Tuesday, September 30, 2014

Moscow: also that week

Against the week's background of need, and hope, and protest, I balance an incident from Tuesday afternoon at the US-Russia Forum.

Most of the attendees of the Forum had carefully skirted the situation with Ukraine, but one fellow put it right in my face. One of the Russian speakers, Vladimire Kozin, Professor of the Russian Academy of Military Sciences, said to me during a break, that there had been a Russian attempt “to liberate the Ukrainian orphans near Donetsk, who were being shelled, but we failed to protect them,”

I resisted the urge to let my jaw drop. “What do you mean?” I asked evenly.

“We tried to bring them back to Russia to protect them,” he said, his face the color of ripe beets and his shoulders in military line. “They were taken. You know that there have been forty eight deaths of orphans at American hands. (referring to his number for Russian-born children believed abused in the US.) We were trying to keep them safe.”

I clamped my teeth shut. 

The topic of orphans in the eastern regions of Ukraine is actually something about which FRUA has been approached about becoming involved (more about that another time), but not from the perspective he described. I wanted to say, “Don't you think Russia has enough orphans already?” But I didn't. Instead I said “I think you may have missed my message here; ninety nine percent of our adoptive families and kids are doing so well in the US. And frankly, those children are Ukrainian citizens and it is the job of the Ukrainian government to decide what is best for them.”

He glowered at me, and opened his mouth to respond but before he could say a word, a tactful professor from Moscow University pulled him away.

The week held a seesaw of news. I had not been able to secure a meeting at an individual orphanage. Then my friend, Daria Danilova, a young and influential Russian journalist (who visited my home in Denver for dinner last December while in the US as a guest of our State Dept) arranged for me to meet Vladimir Petrosyan, Head of the Department of Social Welfare of Moscow. I was delighted; he is in charge of all Moscow's orphanages and if there is ever a chance to begin to change the impression of western adoptive families, he would be it. 

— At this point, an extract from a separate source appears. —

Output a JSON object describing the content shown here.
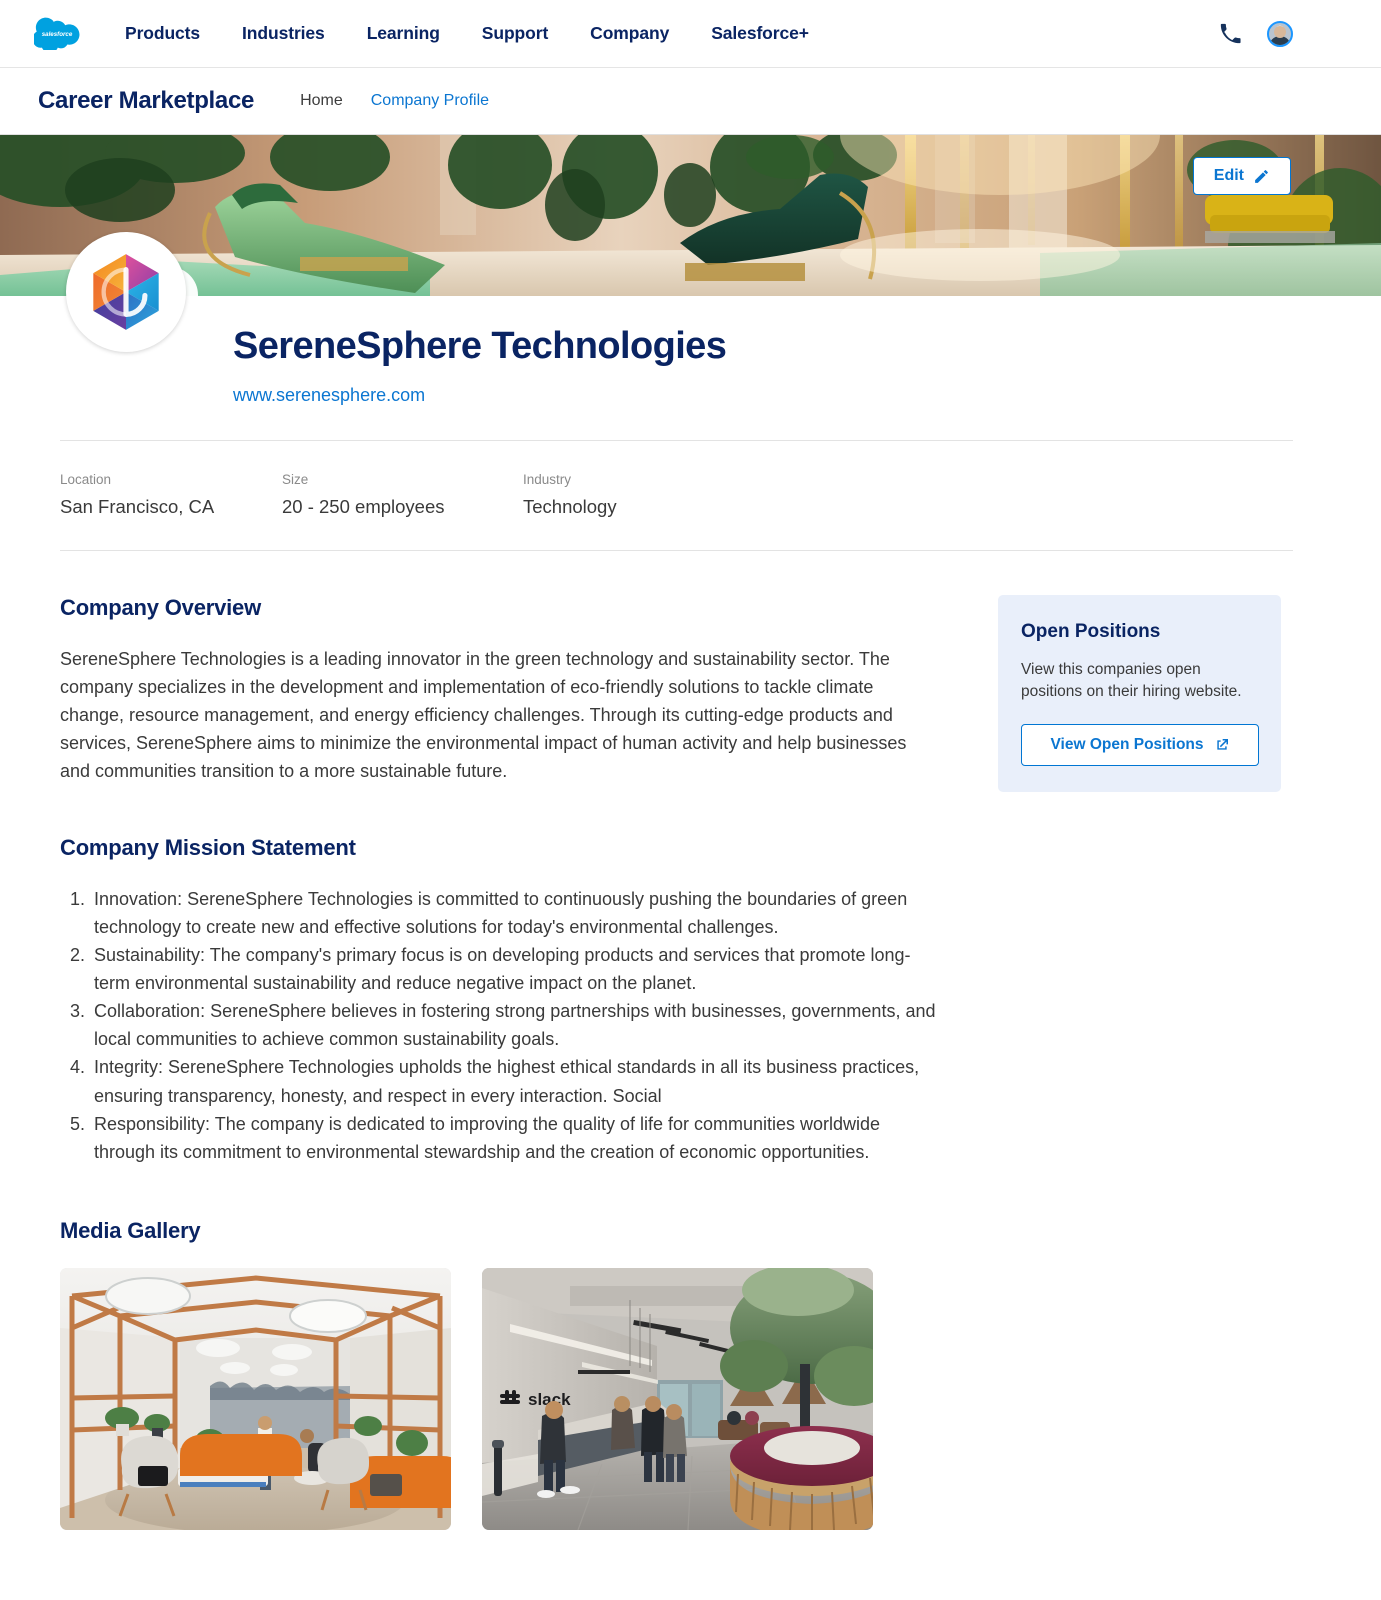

Then, the day before we are to meet, he suddenly decides he cannot meet me without proper “diligence.” He requests credentials, an agenda, the purpose of my visit. I comply and hear nothing. By Friday, the day of my departure I take matters into my own hands. If he won't meet me; I'll go to him. I take my packet of materials about FRUA, arrange a cab to Moscow City Hall, and proceed to find the Office of Social Welfare. I find it, but am told he is not there. “That's fine,” I say handing over the FRUA packet. “But here is information about our adoptive families." Russia want's information about the success of our families and now you have some here. I hope Mr.  Petrosyan will meet with me next time.” 

 I get back in the cab and go to the airport. But this is not the end of the story. You see, Moscow is doing something very major with its orphanages. All of them. They are being turned into "social family" homes. 

It was explained to me that half the children in every Moscow orphanage are being shipped out to country orphanages, to be warehoused. I cannot imagine that overcrowding, or the confusion of where and why they are moving. Those who remain are about to become “social families” of seven to nine children, sorted into age-ranges, then into social family apartments in the remodeled orphanages; complete with a weekday “mother” and a “weekend mother.” Now I know people sometimes joke that none of us get to pick our families, but this is something else. These kids truly are the luckier ones among Russia's orphans...but what about the ones shipped to the country? Of course, Moscow gets to say that it has reduced the population in Moscow orphanages by half.

Against this backdrop, the Kremlin held a massive rally on Red Square that week; a celebration of Russian “Big Families.” I missed the actual event hosted by President Putin, but for days after on Red Square, they were taking down the the massive stadium scaffolding and young Russian families wandered about pushing baby carriages and holding the hands of multiple children. To complete the celebration, GUM Department store on Red Square was holding a major exhibition celebrating Soviet autos. I'm no expert on the square, squat, notoriously capricious transportation of that era, but nostalgia for all things Soviet is in the air.